Josephine Daka is in our church Branch. She is the social worker there. She had each of the children introduce themselves and tell about their goals for when they are older.
We then had a little tour of the campus.
This is the kitchen. Lunch was being prepared. Boiled cabbage and spinach type greens.
It doesn't seem to matter what Zambians wear, it always seems to fit in.
This was what was left over from breakfast. It is nshima and ground nuts or peanuts crushed and mixed in for protein.
Washing hands is an important part of living here.
That little clothesline is a result of the children washing their own clothes.
Here is one of the helpers doing more wash.
That logo at first looked like a panda bear to me but I soon figured it out to be a circle of family.
All the presents were given by name and were size appropriate.
There was no rush to open and then hurrying to see what was next. There was no "next".
Mangos are very prevalent this time of year so everyone is eating them. You can buy a bucket for about one US dollar.
I would love to be able to paint what I see.
The sleeping quarters were full of bunk beds.
One of the humanitarian projects was to fix the inconsistent power and back it up with solar and batteries.
Kristi was feeling better about Christmas without the grandkids.
Another project the Lyles had worked on here was the building of nice outhouses by the football field.
Another bathroom was built closer to the fields where the crops are grown.
To be honest, I have thought about all the non-government organizations (NGOs) and the work they do in a place such as Zambia. We all know there is a cost of operation and for those in charge the result seems to be that they live at a level far above their charges. Yet, without them I am certain that there would be much more suffering in the world.
Should you have a little spare change, I would suggest you find an area that interests you and give of your time first. When you do, you will know if you feel good to give that spare change.
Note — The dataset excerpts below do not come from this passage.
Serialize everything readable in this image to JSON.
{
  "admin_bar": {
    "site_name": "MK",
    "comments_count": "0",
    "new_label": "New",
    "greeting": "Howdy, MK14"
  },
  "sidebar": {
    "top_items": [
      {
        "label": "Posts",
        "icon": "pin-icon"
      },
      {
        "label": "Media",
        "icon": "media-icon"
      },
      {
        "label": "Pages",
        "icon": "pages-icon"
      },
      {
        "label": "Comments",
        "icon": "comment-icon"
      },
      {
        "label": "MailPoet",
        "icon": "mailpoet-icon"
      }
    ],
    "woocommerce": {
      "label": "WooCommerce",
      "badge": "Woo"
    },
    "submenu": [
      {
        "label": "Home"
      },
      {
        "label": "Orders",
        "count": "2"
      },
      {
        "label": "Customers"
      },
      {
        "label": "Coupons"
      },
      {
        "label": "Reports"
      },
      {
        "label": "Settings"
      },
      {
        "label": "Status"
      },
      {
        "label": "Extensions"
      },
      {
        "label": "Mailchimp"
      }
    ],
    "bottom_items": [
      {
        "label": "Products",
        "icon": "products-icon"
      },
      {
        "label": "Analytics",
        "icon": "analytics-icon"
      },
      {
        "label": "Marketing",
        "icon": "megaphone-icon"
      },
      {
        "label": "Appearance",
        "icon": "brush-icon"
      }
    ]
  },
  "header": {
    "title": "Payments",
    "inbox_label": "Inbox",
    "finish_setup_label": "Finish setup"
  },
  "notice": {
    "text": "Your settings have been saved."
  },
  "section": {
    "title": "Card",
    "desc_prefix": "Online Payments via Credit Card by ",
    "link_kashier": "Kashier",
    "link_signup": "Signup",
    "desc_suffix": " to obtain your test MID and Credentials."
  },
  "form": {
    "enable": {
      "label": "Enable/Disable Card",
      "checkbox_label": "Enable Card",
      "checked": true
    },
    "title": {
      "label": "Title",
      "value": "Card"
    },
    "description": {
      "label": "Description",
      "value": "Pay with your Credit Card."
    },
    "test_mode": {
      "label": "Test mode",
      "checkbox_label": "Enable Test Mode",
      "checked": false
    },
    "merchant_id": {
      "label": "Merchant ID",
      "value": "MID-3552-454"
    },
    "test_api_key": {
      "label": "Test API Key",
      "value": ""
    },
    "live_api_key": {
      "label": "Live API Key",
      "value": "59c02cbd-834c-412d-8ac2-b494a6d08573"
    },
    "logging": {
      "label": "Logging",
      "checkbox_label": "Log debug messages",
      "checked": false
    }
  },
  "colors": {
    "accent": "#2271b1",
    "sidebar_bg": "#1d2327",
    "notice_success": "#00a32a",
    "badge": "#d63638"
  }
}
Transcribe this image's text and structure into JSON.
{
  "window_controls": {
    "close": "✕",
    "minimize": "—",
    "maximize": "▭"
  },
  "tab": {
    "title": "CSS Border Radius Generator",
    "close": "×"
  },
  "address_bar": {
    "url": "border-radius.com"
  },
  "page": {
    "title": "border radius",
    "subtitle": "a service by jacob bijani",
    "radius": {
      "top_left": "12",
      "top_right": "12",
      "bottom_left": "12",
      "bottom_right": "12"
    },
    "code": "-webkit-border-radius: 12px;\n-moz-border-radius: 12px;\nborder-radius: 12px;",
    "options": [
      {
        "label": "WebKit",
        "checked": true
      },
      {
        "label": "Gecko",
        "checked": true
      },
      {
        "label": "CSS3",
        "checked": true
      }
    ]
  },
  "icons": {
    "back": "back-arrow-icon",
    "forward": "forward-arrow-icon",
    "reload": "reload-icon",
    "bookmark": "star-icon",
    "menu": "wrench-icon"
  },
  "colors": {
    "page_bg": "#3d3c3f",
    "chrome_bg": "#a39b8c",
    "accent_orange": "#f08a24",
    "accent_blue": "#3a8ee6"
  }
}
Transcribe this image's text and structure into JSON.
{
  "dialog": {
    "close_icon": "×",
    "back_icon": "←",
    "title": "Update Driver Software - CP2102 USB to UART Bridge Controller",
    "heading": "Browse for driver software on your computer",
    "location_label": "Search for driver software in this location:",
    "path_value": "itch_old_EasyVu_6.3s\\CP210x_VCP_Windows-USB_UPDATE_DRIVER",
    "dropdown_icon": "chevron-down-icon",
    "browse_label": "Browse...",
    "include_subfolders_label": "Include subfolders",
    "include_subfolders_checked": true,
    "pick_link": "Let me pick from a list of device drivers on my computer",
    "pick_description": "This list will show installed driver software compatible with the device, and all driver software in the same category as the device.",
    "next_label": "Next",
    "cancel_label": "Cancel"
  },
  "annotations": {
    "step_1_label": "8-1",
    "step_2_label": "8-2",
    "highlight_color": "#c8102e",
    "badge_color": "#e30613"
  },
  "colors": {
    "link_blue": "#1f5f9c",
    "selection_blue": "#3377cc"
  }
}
Of course I still believe that the best buy for giving is The Church of Jesus Christ of Latter-day Saints. If your donation is marked "Humanitarian" there is a very, very minimal amount that goes for overhead. Most of the administrative costs are borne by couples like the Lyles who donate their time and money to oversee that expenditures are appropriate and wisely used. This all comes under the umbrellas of "LDS Charities" which is very active all over the world. We hear from friends who are now serving in Jordan helping Syrian refugees, the need is endless.